Our simple example should end up as follows:
35% – founders
20% – pool
31% – angels (capped convert investors)
14% – new VC
Summary
Compare the two cap tables:
In one, the VC believes it is putting in $3M for 20%, and it gets that. In the other, it believes it is offering the same sort of deal, but it ends top with only 14% – a huge difference. The earlier investors end up in about the same position, whether a round at $4M pre or a capped convert at a $4M cap. The founders make out much better.
What is the pre? In the priced round case, it is as stated: $12M. The post is $15M and the effective pre is that $15M less new cash of $3m.
In the capped convert case, it is much higher than $12M. The post-money in our example turned out to be $21M, so the effective pre is $18M. The rollup of debt added $3.2M to the stated $12M pre, and the discount shares added another $2.9M worth of shares – rounded, $6M higher than expected.

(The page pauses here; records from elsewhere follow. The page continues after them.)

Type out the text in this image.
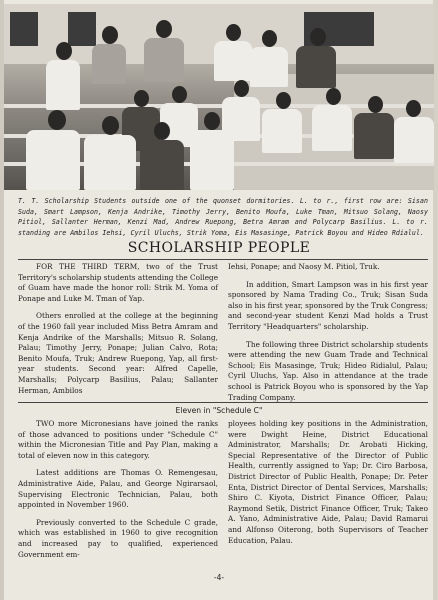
T. T. Scholarship Students outside one of the quonset dormitories. L. to r., first row are: Sisan Suda, Smart Lampson, Kenja Andrike, Timothy Jerry, Benito Moufa, Luke Tman, Mitsuo Solang, Naosy Pitiol, Sallanter Herman, Kenzi Mad, Andrew Ruepong, Betra Amram and Polycarp Basilius. L. to r. standing are Ambilos Iehsi, Cyril Uluchs, Strik Yoma, Eis Masasinge, Patrick Boyou and Hideo Rdialul.

SCHOLARSHIP PEOPLE

FOR THE THIRD TERM, two of the Trust Territory's scholarship students attending the College of Guam have made the honor roll: Strik M. Yoma of Ponape and Luke M. Tman of Yap.

Others enrolled at the college at the beginning of the 1960 fall year included Miss Betra Amram and Kenja Andrike of the Marshalls; Mitsuo R. Solang, Palau; Timothy Jerry, Ponape; Julian Calvo, Rota; Benito Moufa, Truk; Andrew Ruepong, Yap, all first-year students. Second year: Alfred Capelle, Marshalls; Polycarp Basilius, Palau; Sallanter Herman, Ambilos

Iehsi, Ponape; and Naosy M. Pitiol, Truk.

In addition, Smart Lampson was in his first year sponsored by Nama Trading Co., Truk; Sisan Suda also in his first year, sponsored by the Truk Congress; and second-year student Kenzi Mad holds a Trust Territory "Headquarters" scholarship.

The following three District scholarship students were attending the new Guam Trade and Technical School; Eis Masasinge, Truk; Hideo Ridialul, Palau; Cyril Uluchs, Yap. Also in attendance at the trade school is Patrick Boyou who is sponsored by the Yap Trading Company.

Eleven in "Schedule C"

TWO more Micronesians have joined the ranks of those advanced to positions under "Schedule C" within the Micronesian Title and Pay Plan, making a total of eleven now in this category.

Latest additions are Thomas O. Remengesau, Administrative Aide, Palau, and George Ngirarsaol, Supervising Electronic Technician, Palau, both appointed in November 1960.

Previously converted to the Schedule C grade, which was established in 1960 to give recognition and increased pay to qualified, experienced Government em-

ployees holding key positions in the Administration, were Dwight Heine, District Educational Administrator, Marshalls; Dr. Arobati Hicking, Special Representative of the Director of Public Health, currently assigned to Yap; Dr. Ciro Barbosa, District Director of Public Health, Ponape; Dr. Peter Enta, District Director of Dental Services, Marshalls; Shiro C. Kiyota, District Finance Officer, Palau; Raymond Setik, District Finance Officer, Truk; Takeo A. Yano, Administrative Aide, Palau; David Ramarui and Alfonso Oiterong, both Supervisors of Teacher Education, Palau.

-4-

What to do? I suppose one could propose rounds in post-money terms only, but in the example above the stated pre had the benefit to the new investor of rolling the pool into the pre-money shares. Stating a round in post-money terms only could also make a difference in how the capped convert discount shares are calculated, depending how the notes are drawn up. Another option (which we have followed) is to put the discount shares into the pre-money; it is then much more straightforward to determine the effective pre. To get back to the same pricing structure as a priced round, both the discount shares and debt would have to be rolled into the pre.
In the founder-friendly spirit of capped converts and super-angels, I do not expect a sudden shift to green eyeshade super-angel driving capped converts down like this. Indeed, I think they appreciate that their looser approach is contributing to grade inflation in the follow-on rounds – and trying to put it onto the backs of the traditional VCs. We shall see how the Empire strikes back.
In the meantime, Caveat Inaugurator.